Not that this is entirely her story, though. More so, it centers on Gene Fini, one of Pompo’s assistants, who she gives the opportunity to direct and edit his first feature film. The visualization of his creative process, from constructing how his film looks to the almost DBZ-style Shonen imagery of him at the editing desk, has Hirao and CLAP doing some serious flexing on-screen. The animation here is simply gorgeous, with highly creative scene transitions to show that the production’s admiration for the editing process is more than skin-deep.

As the audience sees Gene and his baggy eyes dart through all the collected footage, first-time actress Nathalie dealing with her own nerves, and Pompo being the epitome of hyperactive anime girl, the goals of Hirao as director and Gene as director-stand-in align: They want the watcher to find themselves in the art. Amidst the shaky but ultimately resonating depiction of ‘Nyallywood’ and its inner mechanics, auteur theory shines through brightest in the film’s larger understanding of cinema as a deeply personal and self-sacrificing practice. It arguably goes further into romanticisation than even La La Land, but as portrayed by these highly relatable characters, it still manages to win out.
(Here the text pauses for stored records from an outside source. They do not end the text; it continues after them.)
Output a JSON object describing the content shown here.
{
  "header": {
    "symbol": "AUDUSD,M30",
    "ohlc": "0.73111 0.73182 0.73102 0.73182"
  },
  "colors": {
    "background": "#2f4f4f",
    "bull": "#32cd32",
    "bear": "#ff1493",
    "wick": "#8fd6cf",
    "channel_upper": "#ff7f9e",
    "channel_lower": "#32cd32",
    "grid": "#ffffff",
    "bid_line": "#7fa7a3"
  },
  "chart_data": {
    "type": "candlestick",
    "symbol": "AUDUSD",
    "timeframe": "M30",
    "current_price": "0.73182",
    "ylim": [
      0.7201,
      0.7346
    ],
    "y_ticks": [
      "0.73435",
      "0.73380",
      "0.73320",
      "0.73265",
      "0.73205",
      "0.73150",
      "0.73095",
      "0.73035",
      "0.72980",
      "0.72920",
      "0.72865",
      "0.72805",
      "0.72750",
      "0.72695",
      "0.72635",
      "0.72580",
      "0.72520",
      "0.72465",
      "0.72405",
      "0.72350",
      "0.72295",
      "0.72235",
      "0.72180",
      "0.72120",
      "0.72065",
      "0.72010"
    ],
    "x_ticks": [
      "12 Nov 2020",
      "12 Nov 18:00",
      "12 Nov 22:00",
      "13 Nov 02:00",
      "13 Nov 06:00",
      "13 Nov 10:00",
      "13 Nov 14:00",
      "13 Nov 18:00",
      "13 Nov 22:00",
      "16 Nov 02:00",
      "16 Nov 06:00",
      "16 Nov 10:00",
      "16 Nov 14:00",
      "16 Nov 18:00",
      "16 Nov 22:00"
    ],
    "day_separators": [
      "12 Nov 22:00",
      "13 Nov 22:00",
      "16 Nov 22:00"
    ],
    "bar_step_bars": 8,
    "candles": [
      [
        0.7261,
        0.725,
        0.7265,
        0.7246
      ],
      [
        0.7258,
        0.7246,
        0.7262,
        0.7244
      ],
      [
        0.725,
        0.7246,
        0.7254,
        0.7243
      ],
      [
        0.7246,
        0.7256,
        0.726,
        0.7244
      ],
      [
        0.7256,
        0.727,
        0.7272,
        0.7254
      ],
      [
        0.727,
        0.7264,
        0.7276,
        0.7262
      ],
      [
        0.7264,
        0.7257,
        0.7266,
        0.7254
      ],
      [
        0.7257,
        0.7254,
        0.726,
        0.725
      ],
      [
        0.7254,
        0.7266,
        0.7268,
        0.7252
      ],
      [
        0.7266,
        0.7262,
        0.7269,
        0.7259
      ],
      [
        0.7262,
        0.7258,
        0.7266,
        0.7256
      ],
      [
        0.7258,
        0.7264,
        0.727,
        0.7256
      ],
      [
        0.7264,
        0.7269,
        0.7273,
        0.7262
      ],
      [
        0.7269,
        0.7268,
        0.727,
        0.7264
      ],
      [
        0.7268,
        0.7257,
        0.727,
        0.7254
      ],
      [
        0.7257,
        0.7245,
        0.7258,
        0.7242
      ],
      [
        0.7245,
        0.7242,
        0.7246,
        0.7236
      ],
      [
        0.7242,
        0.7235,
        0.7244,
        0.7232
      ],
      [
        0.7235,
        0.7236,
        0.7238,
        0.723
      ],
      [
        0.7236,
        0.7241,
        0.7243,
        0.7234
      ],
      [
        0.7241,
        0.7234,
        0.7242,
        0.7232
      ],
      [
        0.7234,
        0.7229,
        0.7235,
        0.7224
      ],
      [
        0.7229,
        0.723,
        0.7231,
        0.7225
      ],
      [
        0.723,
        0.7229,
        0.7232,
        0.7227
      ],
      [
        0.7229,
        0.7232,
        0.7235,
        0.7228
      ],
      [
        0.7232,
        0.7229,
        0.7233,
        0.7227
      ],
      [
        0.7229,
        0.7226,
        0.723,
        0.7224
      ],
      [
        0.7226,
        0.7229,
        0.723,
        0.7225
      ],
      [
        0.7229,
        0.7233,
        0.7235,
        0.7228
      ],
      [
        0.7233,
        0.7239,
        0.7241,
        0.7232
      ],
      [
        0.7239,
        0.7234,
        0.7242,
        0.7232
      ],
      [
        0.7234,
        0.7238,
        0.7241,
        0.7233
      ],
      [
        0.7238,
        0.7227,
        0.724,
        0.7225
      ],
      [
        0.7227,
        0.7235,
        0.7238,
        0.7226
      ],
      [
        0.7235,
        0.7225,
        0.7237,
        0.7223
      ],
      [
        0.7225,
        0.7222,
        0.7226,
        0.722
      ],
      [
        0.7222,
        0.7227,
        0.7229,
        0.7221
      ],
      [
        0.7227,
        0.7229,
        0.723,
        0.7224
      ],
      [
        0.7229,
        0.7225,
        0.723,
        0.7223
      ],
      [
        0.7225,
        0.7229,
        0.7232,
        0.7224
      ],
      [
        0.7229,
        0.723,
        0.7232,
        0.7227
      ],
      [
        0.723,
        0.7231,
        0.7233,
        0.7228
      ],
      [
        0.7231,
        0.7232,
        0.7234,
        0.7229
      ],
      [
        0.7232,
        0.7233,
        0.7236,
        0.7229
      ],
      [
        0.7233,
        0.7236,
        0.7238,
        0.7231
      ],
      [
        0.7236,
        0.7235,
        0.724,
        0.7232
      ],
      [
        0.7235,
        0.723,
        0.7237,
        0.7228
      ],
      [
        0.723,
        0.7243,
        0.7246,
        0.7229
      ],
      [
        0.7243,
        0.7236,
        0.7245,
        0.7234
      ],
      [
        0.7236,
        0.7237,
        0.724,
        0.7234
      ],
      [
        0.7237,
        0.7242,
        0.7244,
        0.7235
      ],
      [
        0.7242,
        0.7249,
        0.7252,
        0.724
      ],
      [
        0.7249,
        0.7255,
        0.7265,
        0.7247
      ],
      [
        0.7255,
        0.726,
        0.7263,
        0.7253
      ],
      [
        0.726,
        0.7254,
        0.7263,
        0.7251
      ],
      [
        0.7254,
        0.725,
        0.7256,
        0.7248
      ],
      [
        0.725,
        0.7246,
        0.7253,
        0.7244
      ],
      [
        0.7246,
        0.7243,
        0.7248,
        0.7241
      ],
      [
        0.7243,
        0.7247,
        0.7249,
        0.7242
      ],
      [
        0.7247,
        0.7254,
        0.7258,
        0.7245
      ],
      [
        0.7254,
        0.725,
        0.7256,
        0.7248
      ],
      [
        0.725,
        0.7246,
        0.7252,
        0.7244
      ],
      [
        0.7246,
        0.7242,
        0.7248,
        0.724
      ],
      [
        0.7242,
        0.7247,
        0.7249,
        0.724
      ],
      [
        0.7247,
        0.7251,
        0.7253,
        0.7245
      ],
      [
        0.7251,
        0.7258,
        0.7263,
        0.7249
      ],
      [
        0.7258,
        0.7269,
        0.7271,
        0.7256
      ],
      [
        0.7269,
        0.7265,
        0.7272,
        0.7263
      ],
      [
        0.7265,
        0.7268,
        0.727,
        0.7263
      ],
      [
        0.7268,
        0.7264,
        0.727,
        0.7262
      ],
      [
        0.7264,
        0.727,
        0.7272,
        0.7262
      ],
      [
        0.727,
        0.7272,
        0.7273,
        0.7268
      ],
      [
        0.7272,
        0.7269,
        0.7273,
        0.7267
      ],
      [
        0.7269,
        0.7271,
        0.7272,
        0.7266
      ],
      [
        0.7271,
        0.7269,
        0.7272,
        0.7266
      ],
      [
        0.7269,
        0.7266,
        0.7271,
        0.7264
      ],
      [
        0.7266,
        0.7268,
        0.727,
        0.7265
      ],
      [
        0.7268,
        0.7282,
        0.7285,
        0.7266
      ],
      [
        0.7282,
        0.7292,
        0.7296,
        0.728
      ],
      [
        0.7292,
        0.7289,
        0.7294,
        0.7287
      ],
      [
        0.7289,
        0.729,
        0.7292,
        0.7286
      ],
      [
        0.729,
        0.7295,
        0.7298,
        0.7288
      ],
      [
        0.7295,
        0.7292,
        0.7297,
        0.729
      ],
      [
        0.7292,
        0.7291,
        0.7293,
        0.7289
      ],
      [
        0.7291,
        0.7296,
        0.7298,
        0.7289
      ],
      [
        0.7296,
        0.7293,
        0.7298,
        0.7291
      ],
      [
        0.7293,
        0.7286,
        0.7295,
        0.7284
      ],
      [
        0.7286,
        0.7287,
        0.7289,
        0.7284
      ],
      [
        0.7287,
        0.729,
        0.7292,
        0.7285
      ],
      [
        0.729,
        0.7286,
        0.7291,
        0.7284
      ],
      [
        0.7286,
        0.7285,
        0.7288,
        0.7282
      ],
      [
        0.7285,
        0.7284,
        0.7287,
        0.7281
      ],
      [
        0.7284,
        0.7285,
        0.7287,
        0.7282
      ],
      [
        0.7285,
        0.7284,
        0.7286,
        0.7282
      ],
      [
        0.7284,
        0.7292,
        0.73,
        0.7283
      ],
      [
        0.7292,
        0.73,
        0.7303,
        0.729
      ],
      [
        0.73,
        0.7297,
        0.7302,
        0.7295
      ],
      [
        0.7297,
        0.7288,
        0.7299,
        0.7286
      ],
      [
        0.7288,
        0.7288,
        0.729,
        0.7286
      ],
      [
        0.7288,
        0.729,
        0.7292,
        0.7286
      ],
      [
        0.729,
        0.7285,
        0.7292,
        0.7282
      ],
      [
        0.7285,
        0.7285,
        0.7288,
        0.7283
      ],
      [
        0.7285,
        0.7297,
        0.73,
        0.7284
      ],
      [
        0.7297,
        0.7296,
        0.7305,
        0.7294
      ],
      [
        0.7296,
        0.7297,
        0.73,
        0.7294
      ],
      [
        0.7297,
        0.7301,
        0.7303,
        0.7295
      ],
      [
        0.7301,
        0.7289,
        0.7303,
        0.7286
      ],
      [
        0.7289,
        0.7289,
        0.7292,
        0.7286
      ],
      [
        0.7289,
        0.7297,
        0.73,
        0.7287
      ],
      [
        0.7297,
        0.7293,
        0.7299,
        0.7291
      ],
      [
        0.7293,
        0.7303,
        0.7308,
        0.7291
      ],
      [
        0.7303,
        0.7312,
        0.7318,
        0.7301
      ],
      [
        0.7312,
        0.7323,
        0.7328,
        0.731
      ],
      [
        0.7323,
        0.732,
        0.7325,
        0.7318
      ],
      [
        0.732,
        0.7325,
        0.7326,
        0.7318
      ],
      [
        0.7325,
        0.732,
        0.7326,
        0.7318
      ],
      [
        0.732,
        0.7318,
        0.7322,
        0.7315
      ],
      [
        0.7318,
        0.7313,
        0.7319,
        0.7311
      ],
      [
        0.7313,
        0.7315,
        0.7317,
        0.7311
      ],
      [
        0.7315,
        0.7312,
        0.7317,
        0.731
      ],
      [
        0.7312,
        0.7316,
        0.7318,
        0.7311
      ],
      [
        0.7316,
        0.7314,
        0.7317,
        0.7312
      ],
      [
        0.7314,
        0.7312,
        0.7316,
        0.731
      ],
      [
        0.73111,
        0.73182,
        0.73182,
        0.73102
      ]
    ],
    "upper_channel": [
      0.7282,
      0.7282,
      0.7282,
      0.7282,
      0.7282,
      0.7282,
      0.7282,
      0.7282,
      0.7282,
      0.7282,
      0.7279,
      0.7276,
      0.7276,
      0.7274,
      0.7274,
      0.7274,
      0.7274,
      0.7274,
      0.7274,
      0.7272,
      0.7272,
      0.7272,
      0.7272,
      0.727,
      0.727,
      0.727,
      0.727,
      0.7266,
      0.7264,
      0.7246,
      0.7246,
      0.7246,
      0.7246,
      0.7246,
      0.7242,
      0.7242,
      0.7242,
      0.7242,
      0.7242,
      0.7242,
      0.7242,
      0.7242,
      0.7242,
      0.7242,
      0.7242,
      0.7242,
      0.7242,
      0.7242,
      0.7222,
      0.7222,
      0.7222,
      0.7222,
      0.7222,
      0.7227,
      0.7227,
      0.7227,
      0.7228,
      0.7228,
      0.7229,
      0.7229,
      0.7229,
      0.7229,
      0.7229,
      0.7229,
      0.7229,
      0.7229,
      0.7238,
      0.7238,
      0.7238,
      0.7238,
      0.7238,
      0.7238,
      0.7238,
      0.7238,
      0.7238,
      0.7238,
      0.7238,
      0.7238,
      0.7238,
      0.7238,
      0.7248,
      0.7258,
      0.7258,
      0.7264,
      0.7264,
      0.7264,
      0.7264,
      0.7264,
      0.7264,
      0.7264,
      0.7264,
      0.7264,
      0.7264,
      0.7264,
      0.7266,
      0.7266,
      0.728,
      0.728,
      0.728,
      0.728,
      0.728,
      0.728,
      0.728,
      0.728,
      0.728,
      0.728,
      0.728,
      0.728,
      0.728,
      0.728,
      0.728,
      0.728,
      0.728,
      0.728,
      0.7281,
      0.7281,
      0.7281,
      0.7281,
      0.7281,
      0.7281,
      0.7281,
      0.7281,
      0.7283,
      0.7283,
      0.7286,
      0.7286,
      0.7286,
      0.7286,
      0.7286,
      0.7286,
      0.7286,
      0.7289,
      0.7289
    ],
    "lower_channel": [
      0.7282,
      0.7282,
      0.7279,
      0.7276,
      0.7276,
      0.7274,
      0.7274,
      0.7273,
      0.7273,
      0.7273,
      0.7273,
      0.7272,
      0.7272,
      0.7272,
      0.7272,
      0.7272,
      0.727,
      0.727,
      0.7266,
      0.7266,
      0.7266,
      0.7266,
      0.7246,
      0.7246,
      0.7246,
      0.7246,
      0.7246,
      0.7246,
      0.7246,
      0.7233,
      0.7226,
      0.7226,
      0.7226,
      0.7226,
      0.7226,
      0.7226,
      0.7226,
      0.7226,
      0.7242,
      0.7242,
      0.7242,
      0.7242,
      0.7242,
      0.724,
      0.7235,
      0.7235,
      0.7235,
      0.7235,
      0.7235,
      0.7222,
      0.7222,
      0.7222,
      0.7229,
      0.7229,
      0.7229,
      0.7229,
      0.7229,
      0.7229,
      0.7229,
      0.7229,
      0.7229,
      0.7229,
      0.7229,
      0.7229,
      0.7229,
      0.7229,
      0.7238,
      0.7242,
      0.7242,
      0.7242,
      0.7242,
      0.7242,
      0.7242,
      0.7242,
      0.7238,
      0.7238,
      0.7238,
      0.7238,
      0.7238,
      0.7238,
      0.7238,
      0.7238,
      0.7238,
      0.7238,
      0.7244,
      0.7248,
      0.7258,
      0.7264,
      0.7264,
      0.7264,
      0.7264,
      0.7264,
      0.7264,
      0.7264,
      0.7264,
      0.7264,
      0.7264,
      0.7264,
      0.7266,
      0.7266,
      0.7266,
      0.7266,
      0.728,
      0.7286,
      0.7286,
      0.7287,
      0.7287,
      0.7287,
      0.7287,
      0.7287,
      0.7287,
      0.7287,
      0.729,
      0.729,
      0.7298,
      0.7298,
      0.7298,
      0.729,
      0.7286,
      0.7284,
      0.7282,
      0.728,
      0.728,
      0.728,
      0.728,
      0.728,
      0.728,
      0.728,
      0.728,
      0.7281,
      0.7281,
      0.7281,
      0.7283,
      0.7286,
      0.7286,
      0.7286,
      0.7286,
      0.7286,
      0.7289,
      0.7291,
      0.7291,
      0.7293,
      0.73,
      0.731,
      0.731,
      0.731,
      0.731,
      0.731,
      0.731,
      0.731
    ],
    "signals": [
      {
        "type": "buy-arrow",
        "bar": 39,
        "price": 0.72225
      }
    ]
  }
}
Pompo The Cinephile is a child’s dream of making it in the movie business that highlights just how many artistic dreams are themselves borne from what is too often decried as ‘childish’ thinking. Bolstered by a very personable cast, a tremendously quotable script, and visuals to die for, it’s an animated film that should offer entertainment for filmmaker and audience alike.